The Columbus City Attorney is seeking to participate in two federal lawsuits in Texas to uphold HIPAA privacy laws that protect patient healthcare information.
The Columbus, Ohio City Attorney’s Office seeks to intervene in two lawsuits filed in Texas federal court, aiming to protect patient healthcare information privacy laws. The lawsuits, initiated by the State of Texas and a Texas-based medical provider, challenge the enforcement of two Health Insurance Portability and Accountability Act (HIPAA) provisions established in 2000 and strengthened by the Biden administration in 2024. The City of Columbus wants to join the cases as a defendant to defend these laws, which broadly safeguard patient healthcare information from public disclosure.
The move comes amid the U.S. government's transition from President Joe Biden to President Donald Trump, a shift suspected to bring changes to federal healthcare regulations, including those tied to abortion rights and patient privacy.
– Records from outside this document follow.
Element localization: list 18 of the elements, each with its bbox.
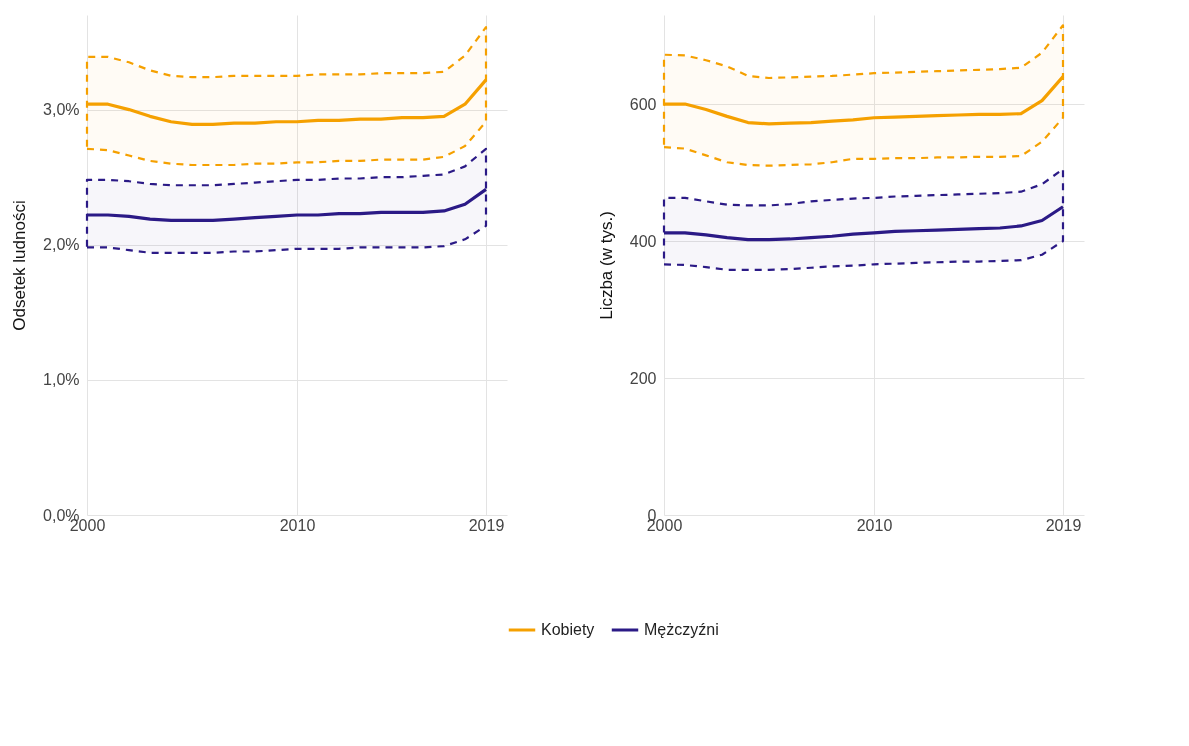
y-tick-label: 200 xyxy=(629,369,657,387)
y-tick-label: 400 xyxy=(629,232,657,250)
legend-label: Kobiety xyxy=(541,621,595,638)
line-series xyxy=(662,205,1065,242)
y-tick-label: 1,0% xyxy=(43,371,80,389)
y-axis-title: Odsetek ludności xyxy=(10,200,30,331)
legend-label: Mężczyźni xyxy=(644,621,719,638)
y-tick-label: 2,0% xyxy=(43,236,80,254)
y-tick-label: 600 xyxy=(629,95,657,113)
x-tick-label: 2019 xyxy=(1045,516,1082,534)
x-tick-label: 2010 xyxy=(279,516,316,534)
line-series xyxy=(662,75,1065,126)
line-series xyxy=(85,187,488,223)
x-tick-label: 2019 xyxy=(468,516,505,534)
line-series xyxy=(85,78,488,127)
x-tick-label: 2010 xyxy=(856,516,893,534)
y-axis-title: Liczba (w tys.) xyxy=(596,211,616,320)
y-tick-label: 3,0% xyxy=(43,101,80,119)
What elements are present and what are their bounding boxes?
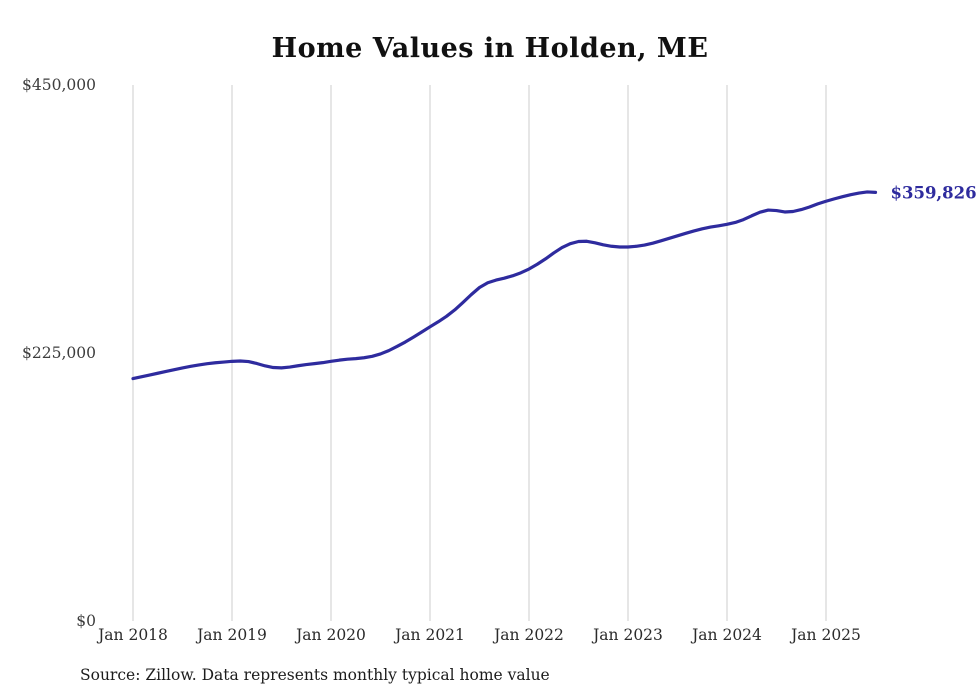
chart-title: Home Values in Holden, ME [271,33,709,64]
x-tick-label: Jan 2024 [690,626,762,644]
x-tick-label: Jan 2019 [195,626,267,644]
source-note: Source: Zillow. Data represents monthly … [80,666,550,684]
y-tick-label: $225,000 [22,344,96,362]
x-tick-label: Jan 2021 [393,626,465,644]
x-tick-label: Jan 2022 [492,626,564,644]
x-tick-label: Jan 2025 [789,626,861,644]
x-tick-label: Jan 2018 [96,626,168,644]
x-tick-label: Jan 2020 [294,626,366,644]
y-tick-label: $0 [76,612,96,630]
end-value-label: $359,826 [891,183,977,202]
home-value-series-line [131,190,878,381]
y-tick-label: $450,000 [22,76,96,94]
x-tick-label: Jan 2023 [591,626,663,644]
Read also: Summary: Biden-Harris rule supporting reproductive health care privacy
In September 2024, Texas Attorney General Ken Paxton filed a complaint in federal district court against HHS and the Office for Civil Rights (OCR), challenging the HIPAA Privacy Rule to Support Reproductive Health Care Privacy (Final Rule). Texas argued that the Final Rule is unlawful and seeks to vacate it. The state is one of several U.S. states that prohibits abortion with limited exceptions for the life and health of the pregnant patient, subjecting those in violation to criminal and civil penalties. Texas made four legal arguments against the two regulations: Congress preserved State investigative authority within the HIPAA statute; the HIPAA statute does not give OCR authority to promulgate rules that limit how covered entities may share information with states; the regulations have harmed the state; and the regulations are arbitrary and capricious under the Administrative Procedure Act.
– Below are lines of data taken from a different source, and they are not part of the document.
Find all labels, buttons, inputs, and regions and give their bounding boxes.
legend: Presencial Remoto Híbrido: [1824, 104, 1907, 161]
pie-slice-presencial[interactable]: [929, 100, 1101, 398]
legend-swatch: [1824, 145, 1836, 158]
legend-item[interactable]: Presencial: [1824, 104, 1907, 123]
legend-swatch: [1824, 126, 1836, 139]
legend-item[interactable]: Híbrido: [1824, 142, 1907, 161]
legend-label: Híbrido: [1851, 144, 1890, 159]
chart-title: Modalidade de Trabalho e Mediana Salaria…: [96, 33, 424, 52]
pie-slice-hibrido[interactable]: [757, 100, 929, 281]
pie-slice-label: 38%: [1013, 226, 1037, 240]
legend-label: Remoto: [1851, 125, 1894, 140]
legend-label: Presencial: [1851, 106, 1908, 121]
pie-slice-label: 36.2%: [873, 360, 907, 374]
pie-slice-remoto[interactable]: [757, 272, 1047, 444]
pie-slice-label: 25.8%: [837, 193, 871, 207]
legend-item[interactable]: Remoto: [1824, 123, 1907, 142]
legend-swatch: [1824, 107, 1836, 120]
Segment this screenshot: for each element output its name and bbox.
The HIPAA provisions at the center of these lawsuits are key to safeguarding patients’ medical information. The 2000 law laid the foundation for healthcare privacy by protecting patient data from public disclosure, while the 2024 rule added further protections, particularly for sensitive areas like reproductive health care.
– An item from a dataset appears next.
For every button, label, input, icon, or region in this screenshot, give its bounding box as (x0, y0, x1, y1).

Texas Attorney General Ken Paxton’s lawsuit challenges the enforcement of these provisions, partly to support the state’s strict abortion ban. Texas law allows private citizens to file lawsuits against those assisting with abortions, incentivizing them with cash rewards or "bounties." However, HIPAA makes it difficult to obtain the medical records needed to prove such cases, leading Paxton to argue against the privacy protections.
Other states, including Idaho and Oklahoma, have adopted similar bounty-style enforcement mechanisms, intensifying the stakes for healthcare privacy.
According to WOSU public media, City Attorney Klein said, “No matter your politics, we should all agree that protecting a patient’s medical information should be a top priority. Patients who seek care should have the assurance that their interaction with a healthcare provider remains confidential.”
Klein warned of the consequences of rolling back privacy protections, saying, “Without them, anyone’s personal health data could then be accessible by employers or those who want to prosecute lawful medical care. That’s just not right.”
Columbus Health Commissioner Dr. Mysheika Roberts echoed these concerns, highlighting the impact on public health services.
“Patient privacy laws are not political. They are in place to give patients control over their own personal health information and how it can be shared, which is critical to building trust and getting the healthcare services they need, when they need them," Roberts said.
The outcome of these lawsuits could set a precedent with far-reaching implications for healthcare privacy across the United States. The Columbus City Attorney’s Office argues that dismantling HIPAA protections would jeopardize patient trust and hinder public health efforts in cities like Columbus, which provides direct medical services to over 10,000 patients annually.
These services include immunizations, reproductive care, HIV treatment, and healthcare for new mothers. Klein stressed how confidentiality ensures access to essential healthcare, particularly for sensitive services like abortion care, contraception, and sexual health.
See also: HIPAA Compliant Email: The Definitive Guide
The Privacy Rule establishes standards for the protection of personal health information (PHI). It gives patients rights over their health data, including the right to access their records, request corrections, and restrict sharing of information.
Go deeper: What is the HIPAA Privacy Rule?
HIPAA ensures the confidentiality of health records, including those related to abortion and reproductive care. This can protect patients from legal action in states with restrictive abortion laws.
Read also: Reproductive health: Rules, rights and compliance
Reproductive healthcare includes contraception, prenatal care, fertility treatments, abortion services, sexual health screenings (e.g., STIs and HIV testing), cancer screenings (e.g., cervical and breast), and menopausal care.